I will be plain about this, because it matters. An MCP server is something you connect to your AI, and through that AI, to your data and your machine. A malicious or careless server can be handed real reach. Connecting a server you have not vetted is like running a program you downloaded from a stranger, because that is essentially what it is.

So: prefer official servers and ones you wrote yourself. Be especially wary of any server that pulls in content from the open internet, because that content can carry instructions of its own, the prompt-injection problem riding in through the side door. The convenience of MCP is exactly that it lets a model act. Anything that can act on your behalf is something you have to be able to trust. Treat installing a server with the same seriousness you treat installing software, because it is.

Why this one is worth understanding deeply

Most things in the AI stack are getting more complicated. MCP is one of the rare ones that made things simpler, and it did it the way good standards always do: by picking a small, clear contract and getting everyone to agree on it. A host, a client, a server. Three primitives a server can offer. Messages in plain JSON-RPC. Discover at runtime, call when needed, stay in sync. That is the whole spine of it.

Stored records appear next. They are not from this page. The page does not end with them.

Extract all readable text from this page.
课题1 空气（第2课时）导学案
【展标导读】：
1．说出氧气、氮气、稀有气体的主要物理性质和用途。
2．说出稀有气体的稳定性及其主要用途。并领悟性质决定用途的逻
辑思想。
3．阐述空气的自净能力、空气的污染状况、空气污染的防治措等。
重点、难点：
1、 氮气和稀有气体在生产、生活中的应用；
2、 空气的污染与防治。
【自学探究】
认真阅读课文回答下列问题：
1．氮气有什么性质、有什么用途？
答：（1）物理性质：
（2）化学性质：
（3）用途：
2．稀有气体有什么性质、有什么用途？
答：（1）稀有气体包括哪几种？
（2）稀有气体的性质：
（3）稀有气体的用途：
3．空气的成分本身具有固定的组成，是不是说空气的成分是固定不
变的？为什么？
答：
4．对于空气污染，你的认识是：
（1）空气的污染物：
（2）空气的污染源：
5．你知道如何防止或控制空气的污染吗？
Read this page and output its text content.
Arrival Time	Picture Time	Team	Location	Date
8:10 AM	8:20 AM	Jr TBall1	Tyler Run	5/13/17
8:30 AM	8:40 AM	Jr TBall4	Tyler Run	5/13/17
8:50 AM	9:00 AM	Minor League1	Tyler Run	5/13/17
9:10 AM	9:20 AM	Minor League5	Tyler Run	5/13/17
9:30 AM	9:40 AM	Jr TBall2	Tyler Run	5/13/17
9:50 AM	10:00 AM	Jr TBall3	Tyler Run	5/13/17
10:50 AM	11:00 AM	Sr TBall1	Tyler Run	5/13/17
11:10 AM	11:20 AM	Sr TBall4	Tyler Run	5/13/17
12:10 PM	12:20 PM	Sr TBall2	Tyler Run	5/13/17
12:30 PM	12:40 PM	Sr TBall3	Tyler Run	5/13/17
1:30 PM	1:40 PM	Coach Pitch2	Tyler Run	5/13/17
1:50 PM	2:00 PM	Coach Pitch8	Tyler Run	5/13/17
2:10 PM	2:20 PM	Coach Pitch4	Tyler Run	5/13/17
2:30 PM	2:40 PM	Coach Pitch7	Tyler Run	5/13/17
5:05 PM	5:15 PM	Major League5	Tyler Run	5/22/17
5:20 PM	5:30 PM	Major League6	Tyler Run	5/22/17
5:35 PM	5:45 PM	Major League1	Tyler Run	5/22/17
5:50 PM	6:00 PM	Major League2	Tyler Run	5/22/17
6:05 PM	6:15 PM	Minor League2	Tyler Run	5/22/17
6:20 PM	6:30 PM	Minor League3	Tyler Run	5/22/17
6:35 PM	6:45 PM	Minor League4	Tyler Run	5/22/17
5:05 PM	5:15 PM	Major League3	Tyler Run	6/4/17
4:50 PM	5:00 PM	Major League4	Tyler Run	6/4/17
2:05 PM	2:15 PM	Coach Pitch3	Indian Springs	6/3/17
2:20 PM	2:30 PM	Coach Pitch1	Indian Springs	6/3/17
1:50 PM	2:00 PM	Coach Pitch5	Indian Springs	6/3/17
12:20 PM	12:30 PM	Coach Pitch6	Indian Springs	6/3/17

Once you hold that spine, the future stops looking like sorcery. The next time an AI app reaches into your calendar, edits your repo, or queries your database and hands you back the answer, you will know there is no magic in it. There is a model that learned to ask “what can I do here?”, a server that answered honestly, and a small, well-designed plug between them, finally letting the thing that could always think, reach out and touch the world.